Acreditamos que o caminho percorrido por esse marco legal e o apoio de todas vocês confirmam a necessidade de sua existência e das mudanças introduzidas em nosso sistema jurídico. Exemplo disso foi a iniciativa da Articulação de Mulheres Brasileiras (AMB) que recolheu mais de trezentas e cinqüenta assinaturas de entidades e pessoas em apoio ao manifesto pela sanção integral do PLC 37/2006, encaminhado à Presidência da República no início de agosto.

A nova lei preenche uma lacuna legislativa, significa uma conquista das mulheres e ao mesmo tempo já nos coloca frente a mais um desafio: concretizar e monitorar a implementação das mudanças propostas.

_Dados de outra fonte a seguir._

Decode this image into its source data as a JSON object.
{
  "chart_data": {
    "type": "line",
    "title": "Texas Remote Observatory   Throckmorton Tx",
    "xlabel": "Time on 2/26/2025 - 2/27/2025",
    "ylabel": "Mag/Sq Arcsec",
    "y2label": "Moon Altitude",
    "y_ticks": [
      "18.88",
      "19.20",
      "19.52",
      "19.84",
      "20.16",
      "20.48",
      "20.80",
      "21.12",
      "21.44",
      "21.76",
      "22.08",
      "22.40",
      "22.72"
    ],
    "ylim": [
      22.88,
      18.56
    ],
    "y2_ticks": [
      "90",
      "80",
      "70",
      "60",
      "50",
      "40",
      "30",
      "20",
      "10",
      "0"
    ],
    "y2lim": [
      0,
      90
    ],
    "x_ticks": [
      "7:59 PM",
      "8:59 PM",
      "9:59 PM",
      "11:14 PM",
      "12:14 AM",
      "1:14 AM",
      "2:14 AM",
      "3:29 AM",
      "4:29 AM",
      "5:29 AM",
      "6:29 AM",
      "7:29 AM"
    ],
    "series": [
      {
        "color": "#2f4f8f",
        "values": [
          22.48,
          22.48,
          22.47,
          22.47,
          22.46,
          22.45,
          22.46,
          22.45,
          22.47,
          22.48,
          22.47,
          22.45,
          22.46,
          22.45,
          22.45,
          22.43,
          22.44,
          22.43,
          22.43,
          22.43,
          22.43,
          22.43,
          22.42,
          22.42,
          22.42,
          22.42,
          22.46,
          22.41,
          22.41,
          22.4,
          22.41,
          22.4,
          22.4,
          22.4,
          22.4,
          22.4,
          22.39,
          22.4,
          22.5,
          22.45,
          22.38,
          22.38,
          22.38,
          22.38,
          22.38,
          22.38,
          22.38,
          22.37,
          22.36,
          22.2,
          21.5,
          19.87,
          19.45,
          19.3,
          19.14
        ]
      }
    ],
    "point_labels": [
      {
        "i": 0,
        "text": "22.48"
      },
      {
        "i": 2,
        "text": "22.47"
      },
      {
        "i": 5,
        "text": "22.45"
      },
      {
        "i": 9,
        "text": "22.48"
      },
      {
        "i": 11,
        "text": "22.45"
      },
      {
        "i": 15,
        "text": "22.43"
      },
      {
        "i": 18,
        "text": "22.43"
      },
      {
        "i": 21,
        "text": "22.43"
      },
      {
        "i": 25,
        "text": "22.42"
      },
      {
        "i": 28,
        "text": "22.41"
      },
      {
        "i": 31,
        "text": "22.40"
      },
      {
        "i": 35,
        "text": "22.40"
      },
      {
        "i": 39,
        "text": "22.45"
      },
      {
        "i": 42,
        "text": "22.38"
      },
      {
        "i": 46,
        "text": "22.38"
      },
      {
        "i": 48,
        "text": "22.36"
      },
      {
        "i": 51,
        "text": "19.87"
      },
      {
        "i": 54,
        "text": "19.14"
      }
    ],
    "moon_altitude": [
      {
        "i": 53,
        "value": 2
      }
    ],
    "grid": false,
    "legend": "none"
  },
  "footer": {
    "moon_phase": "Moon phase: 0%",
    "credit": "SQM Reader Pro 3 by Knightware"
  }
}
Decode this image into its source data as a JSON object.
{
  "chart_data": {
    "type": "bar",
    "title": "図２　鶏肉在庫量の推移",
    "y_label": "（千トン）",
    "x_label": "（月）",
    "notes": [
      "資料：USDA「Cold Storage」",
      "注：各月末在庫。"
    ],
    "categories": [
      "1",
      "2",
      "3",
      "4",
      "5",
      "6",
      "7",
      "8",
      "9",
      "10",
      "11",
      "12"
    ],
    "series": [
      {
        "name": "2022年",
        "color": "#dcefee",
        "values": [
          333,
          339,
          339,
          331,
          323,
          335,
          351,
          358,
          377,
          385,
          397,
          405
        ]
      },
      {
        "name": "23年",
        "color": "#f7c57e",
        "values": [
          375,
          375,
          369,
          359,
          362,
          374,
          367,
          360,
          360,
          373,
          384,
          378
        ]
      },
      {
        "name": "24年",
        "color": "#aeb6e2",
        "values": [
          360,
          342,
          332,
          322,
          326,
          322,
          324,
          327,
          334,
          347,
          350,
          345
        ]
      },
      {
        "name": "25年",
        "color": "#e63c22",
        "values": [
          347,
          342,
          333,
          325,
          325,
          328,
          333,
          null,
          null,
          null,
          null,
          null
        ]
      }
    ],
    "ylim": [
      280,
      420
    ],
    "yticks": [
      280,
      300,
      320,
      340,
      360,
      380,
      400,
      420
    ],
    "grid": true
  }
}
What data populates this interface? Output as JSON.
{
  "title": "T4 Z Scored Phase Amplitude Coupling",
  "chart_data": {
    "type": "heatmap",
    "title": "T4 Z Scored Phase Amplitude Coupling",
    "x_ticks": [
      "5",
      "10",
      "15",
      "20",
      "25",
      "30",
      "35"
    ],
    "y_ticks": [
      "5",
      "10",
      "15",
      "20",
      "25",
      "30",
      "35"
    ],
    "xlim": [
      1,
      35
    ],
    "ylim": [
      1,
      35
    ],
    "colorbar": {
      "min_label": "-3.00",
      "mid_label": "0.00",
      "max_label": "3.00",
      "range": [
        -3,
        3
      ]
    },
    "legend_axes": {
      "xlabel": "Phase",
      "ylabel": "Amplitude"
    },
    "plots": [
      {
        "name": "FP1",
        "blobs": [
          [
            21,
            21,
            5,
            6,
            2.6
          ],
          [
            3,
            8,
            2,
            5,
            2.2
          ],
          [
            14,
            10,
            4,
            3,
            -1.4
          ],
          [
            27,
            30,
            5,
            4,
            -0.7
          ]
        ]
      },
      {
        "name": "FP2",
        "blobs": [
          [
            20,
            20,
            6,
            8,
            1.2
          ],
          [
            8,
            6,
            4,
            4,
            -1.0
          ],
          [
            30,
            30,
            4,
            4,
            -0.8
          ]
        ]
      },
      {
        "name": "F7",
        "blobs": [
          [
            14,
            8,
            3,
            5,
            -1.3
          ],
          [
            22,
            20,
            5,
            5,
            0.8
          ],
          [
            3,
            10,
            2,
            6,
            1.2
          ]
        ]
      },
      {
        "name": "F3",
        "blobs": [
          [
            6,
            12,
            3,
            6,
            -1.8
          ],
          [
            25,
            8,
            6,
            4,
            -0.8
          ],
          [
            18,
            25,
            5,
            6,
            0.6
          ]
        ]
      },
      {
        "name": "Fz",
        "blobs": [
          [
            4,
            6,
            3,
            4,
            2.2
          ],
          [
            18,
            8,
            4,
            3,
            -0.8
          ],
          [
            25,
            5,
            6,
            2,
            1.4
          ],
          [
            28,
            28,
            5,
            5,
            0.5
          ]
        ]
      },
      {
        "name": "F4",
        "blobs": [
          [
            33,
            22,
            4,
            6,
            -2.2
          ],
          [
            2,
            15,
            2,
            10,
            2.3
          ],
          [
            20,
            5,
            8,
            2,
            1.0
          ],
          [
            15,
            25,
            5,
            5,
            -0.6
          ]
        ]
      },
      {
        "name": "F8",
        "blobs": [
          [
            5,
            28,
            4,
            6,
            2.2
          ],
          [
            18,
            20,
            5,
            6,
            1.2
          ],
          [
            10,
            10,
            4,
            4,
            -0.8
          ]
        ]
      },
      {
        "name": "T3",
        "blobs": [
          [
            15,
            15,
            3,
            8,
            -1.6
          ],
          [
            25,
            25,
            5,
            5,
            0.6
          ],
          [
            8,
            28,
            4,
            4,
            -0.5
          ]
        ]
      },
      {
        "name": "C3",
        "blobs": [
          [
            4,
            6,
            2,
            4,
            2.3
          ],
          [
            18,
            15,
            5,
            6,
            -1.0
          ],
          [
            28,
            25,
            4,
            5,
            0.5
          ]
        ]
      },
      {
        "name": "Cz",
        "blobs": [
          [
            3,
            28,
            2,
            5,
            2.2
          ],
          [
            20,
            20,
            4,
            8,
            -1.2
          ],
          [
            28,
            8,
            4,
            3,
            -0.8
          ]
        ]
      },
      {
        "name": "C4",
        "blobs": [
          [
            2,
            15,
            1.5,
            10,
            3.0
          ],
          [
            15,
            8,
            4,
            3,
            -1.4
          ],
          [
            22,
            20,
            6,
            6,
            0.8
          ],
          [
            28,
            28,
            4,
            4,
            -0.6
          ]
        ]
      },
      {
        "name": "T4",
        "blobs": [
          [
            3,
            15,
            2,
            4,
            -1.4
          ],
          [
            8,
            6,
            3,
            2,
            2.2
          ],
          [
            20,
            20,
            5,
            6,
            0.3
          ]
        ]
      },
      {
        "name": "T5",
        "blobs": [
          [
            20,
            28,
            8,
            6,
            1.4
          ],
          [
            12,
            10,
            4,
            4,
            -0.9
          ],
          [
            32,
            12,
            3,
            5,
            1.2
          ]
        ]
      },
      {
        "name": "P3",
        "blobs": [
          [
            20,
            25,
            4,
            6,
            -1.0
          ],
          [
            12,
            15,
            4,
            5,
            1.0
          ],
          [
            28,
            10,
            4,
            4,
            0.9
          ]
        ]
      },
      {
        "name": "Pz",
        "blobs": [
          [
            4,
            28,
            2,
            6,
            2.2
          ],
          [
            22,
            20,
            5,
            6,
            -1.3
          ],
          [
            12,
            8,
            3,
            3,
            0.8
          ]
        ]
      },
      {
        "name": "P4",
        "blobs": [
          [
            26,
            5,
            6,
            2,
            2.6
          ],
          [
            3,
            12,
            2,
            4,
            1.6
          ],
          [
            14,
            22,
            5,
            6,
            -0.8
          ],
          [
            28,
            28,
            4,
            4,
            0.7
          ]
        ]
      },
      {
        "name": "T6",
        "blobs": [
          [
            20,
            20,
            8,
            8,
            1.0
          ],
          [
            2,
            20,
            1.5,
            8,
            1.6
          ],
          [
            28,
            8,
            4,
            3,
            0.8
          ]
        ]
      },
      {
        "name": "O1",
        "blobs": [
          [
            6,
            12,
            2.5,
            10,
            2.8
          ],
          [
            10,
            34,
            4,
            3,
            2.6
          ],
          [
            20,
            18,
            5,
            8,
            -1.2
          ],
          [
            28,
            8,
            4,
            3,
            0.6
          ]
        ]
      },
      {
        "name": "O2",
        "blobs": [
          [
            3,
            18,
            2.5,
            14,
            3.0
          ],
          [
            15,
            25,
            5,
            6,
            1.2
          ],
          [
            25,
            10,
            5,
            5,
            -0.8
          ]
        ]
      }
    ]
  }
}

Saibam quais foram as principais mudanças:

  • Qualquer ação ou omissão baseada no gênero que cause morte, lesão, sofrimento físico, sexual ou psicológico e dano moral ou patrimonial à mulher, configura violência doméstica e familiar contra a mulher (no âmbito da unidade doméstica, da família ou de qualquer relação pessoal afetiva);
  • As relações homo-afetivas também estão protegidas;
  • A violência doméstica e familiar constitui uma violação dos direitos humanos das mulheres;
  • Estabelece diretrizes para a elaboração da política pública de enfrentamento à violência doméstica, que será realizada por meio de um conjunto articulado de ações da União, dos Estados, do Distrito Federal e dos Municípios e de ações não-governamentais;
  • Assistência especial para crianças e adolescentes que convivam com tal violência;
  • Possibilidade da inclusão da vítima no cadastro de programas assistenciais do governo federal, estadual e municipal; do acesso à transferência de local de trabalho (quando servidora pública) e manutenção do vínculo trabalhista por até seis meses; e acesso aos benefícios do desenvolvimento científico e tecnológico;
  • Previsão de novas medidas protetivas de urgência que deverão ser decidas pelo juiz no prazo de 48 horas, dentre as quais temos:
  • Aquelas que obrigam o agressor: o porte de arma do agressor poderá ser suspenso e o juiz pode aplicar a prestação de alimentos provisionais ou provisórios;
  • Aquelas que protegem a mulher: os bens indevidamente subtraídos pelo agressor poderão ser restituídos, é permitida a suspensão das procurações conferidas pela mulher ao agressor;
  • Possibilidade de prisão em flagrante;
  • Possibilidade de prisão preventiva para garantir a execução das medidas protetivas de urgência quando a integridade física da mulher estiver ameaçada;
  • A mulher deverá ser comunicada dos atos processuais relativos ao agressor, especialmente dos pertinentes ao ingresso e à saída da prisão;
  • Não mais é permitido que a mulher em situação de violência entregar intimação ou notificação ao agressor;
  • A Lei 9.099/95 não mais poderá ser aplicada no julgamento dos crimes de violência doméstica e familiar contra as mulheres;
  • Criação de Juizados de Violência Doméstica e Familiar contra a Mulher, com novo procedimento (com competência para os processos civis e criminais; renúncia à representação somente em audiência perante o juiz e vedação da aplicação de penas de prestação pecuniária e de cesta básica );
  • Até a criação dos Juizados, as varas criminais acumularão as competências cível e criminal para julgar os casos de violência doméstica;
  • Garantia de acesso aos serviços de Defensoria Pública ou de Assistência Judiciária Gratuita;
  • Estímulo à criação de centros de atendimento psicossocial e jurídico, casas-abrigo, delegacias especializadas, núcleos de defensoria pública, serviços de saúde, centros especializados de perícias médico-legais, centros de educação e de reabilitação para os agressores;
  • Aumento da pena do crime de violência doméstica (§ 9º do art 129 do Código Penal) passa a ser de 3 meses a 3 anos;
  • Aumento da pena em até 1/3, se a violência for cometida contra a mulher portadora de deficiência.

(1) Dado extraído da matéria "A Morte como Ela É", de autoria de Ana Beatriz Magno, publicada no Correio Brasiliense de 23/07/06. Ainda segundo a reportagem "Todas as mortas tinham menos de 40 anos de idade e três já eram mães quando pararam de respirar. Somadas, deixaram cinco crianças órfãs. Nenhuma com mais de sete anos".